Coleman also claimed that "9,000 Ph.D.'s and 31 [thousand] scientists" agree with his position on climate change, referring to the widely discredited Oregon Petition Project. Its signatories are mostly engineers with master's degrees, and it once included the names of fictitious characters and a member of the Spice Girls.
For years, Coleman has been connected to the Heartland Institute, which has been funded by fossil-fuel interests, and its promotion of climate change denial. Coleman was featured at a Heartland Institute climate conference in July of this year. Previously, he hosted four paid associates of Heartland to deny climate change on the San Diego station where he worked as weathercaster for 20 years (he has since retired). As Coleman told Kelly, the Heartland Institute has been promoting his letter urging UCLA's Hammer Museum to "provide balance" to a debate it recently hosted on climate change.

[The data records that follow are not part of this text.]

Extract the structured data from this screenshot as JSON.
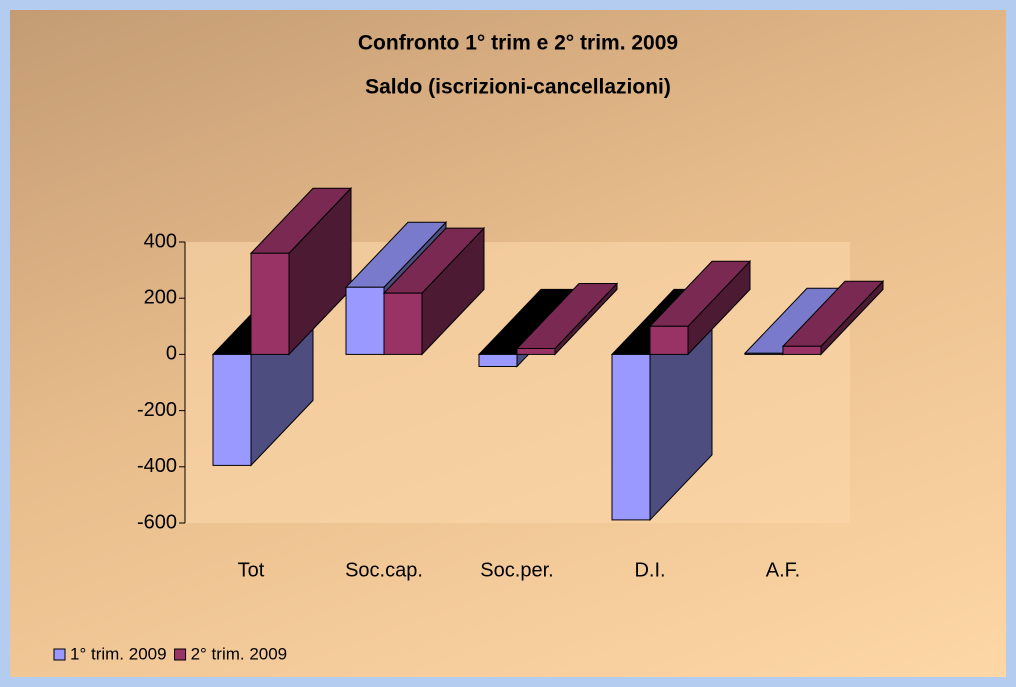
{
  "chart_data": {
    "type": "bar3d",
    "title": "Confronto 1° trim e 2° trim. 2009",
    "subtitle": "Saldo (iscrizioni-cancellazioni)",
    "categories": [
      "Tot",
      "Soc.cap.",
      "Soc.per.",
      "D.I.",
      "A.F."
    ],
    "series": [
      {
        "name": "1° trim. 2009",
        "color": "#9999ff",
        "values": [
          -395,
          239,
          -43,
          -589,
          4
        ]
      },
      {
        "name": "2° trim. 2009",
        "color": "#993366",
        "values": [
          360,
          218,
          21,
          100,
          29
        ]
      }
    ],
    "ylim": [
      -600,
      400
    ],
    "yticks": [
      400,
      200,
      0,
      -200,
      -400,
      -600
    ],
    "legend": "bottom-left"
  }
}
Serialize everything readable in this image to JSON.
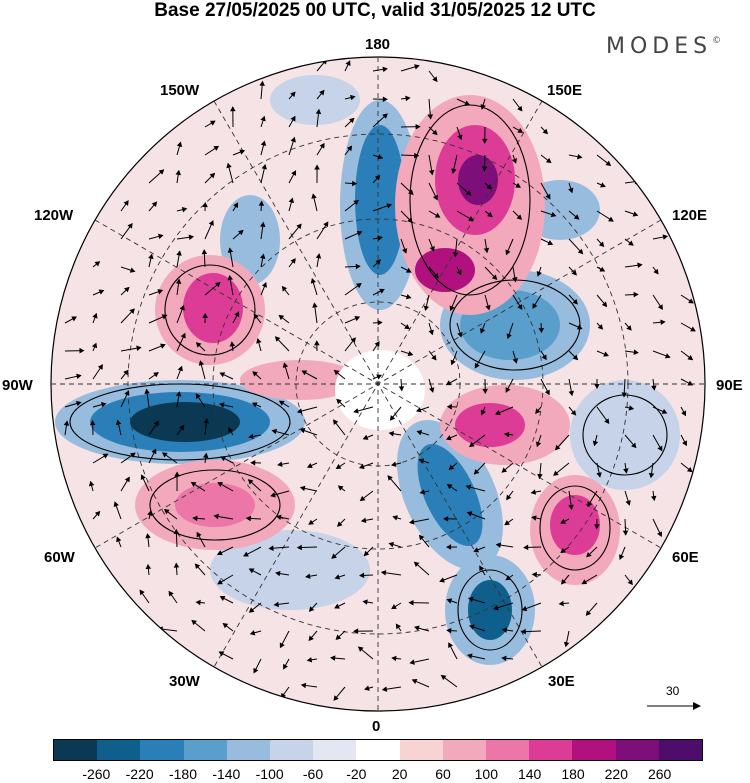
{
  "title": "Base 27/05/2025 00 UTC, valid 31/05/2025 12 UTC",
  "brand": "MODES",
  "brand_mark": "©",
  "map": {
    "projection": "polar-stereographic-north",
    "longitude_labels": {
      "top": "180",
      "top_right": "150E",
      "upper_right": "120E",
      "right": "90E",
      "lower_right": "60E",
      "bottom_right": "30E",
      "bottom": "0",
      "bottom_left": "30W",
      "lower_left": "60W",
      "left": "90W",
      "upper_left": "120W",
      "top_left": "150W"
    }
  },
  "reference_vector": {
    "value": "30"
  },
  "colorbar": {
    "ticks": [
      "-260",
      "-220",
      "-180",
      "-140",
      "-100",
      "-60",
      "-20",
      "20",
      "60",
      "100",
      "140",
      "180",
      "220",
      "260"
    ],
    "colors": [
      "#0b3954",
      "#0f5f8c",
      "#2b7fb8",
      "#5a9fcc",
      "#98bcdd",
      "#c6d3e8",
      "#e4e6f2",
      "#ffffff",
      "#f7d3d4",
      "#f2a9bb",
      "#ec76a8",
      "#dc3c96",
      "#b0117f",
      "#7d0e7a",
      "#4e0c6b"
    ]
  }
}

In the letter, Coleman wrote, "It is important to have those who attend know that there is no climate crisis."
On the same day the Kelly and Fox News chose to feature Coleman, the United Nations' Intergovernmental Panel on Climate Change (IPCC) convened to finalize a report saying that climate change driven by human activities will cause "severe, pervasive, and irreversible impacts" if left unchecked, which Bloomberg News noted is "stronger language" than the panel has previously used. At the time of this posting, Fox News has not covered these IPCC meetings.*
*Based on a search of internal video archives for "climate."
UPDATE (10/30/14): On October 29, The Weather Channel published an official "position statement" on global warming to their website, agreeing with the scientific consensus that carbon dioxide emissions from burning fossil fuels are responsible for "the majority of the warming over the past century":
The climate of the earth is indeed warming, with an increase of approximately 1 - 1 1/2 degrees Fahrenheit in the past century, more than half of that occurring since the 1970s.
[I]t is known that burning of fossil fuels injects additional carbon dioxide and other so-called greenhouse gases into the atmosphere. This in turn increases the naturally occurring "greenhouse effect," a process in which our atmosphere keeps the earth's surface much warmer than it would otherwise be.
More than a century's worth of detailed climate observations shows a sharp increase in both carbon dioxide and temperature. These observations, together with computer model simulations and historical climate reconstructions from ice cores, ocean sediments and tree rings all provide strong evidence that the majority of the warming over the past century is a result of human activities. This is also the conclusion drawn, nearly unanimously, by climate scientists.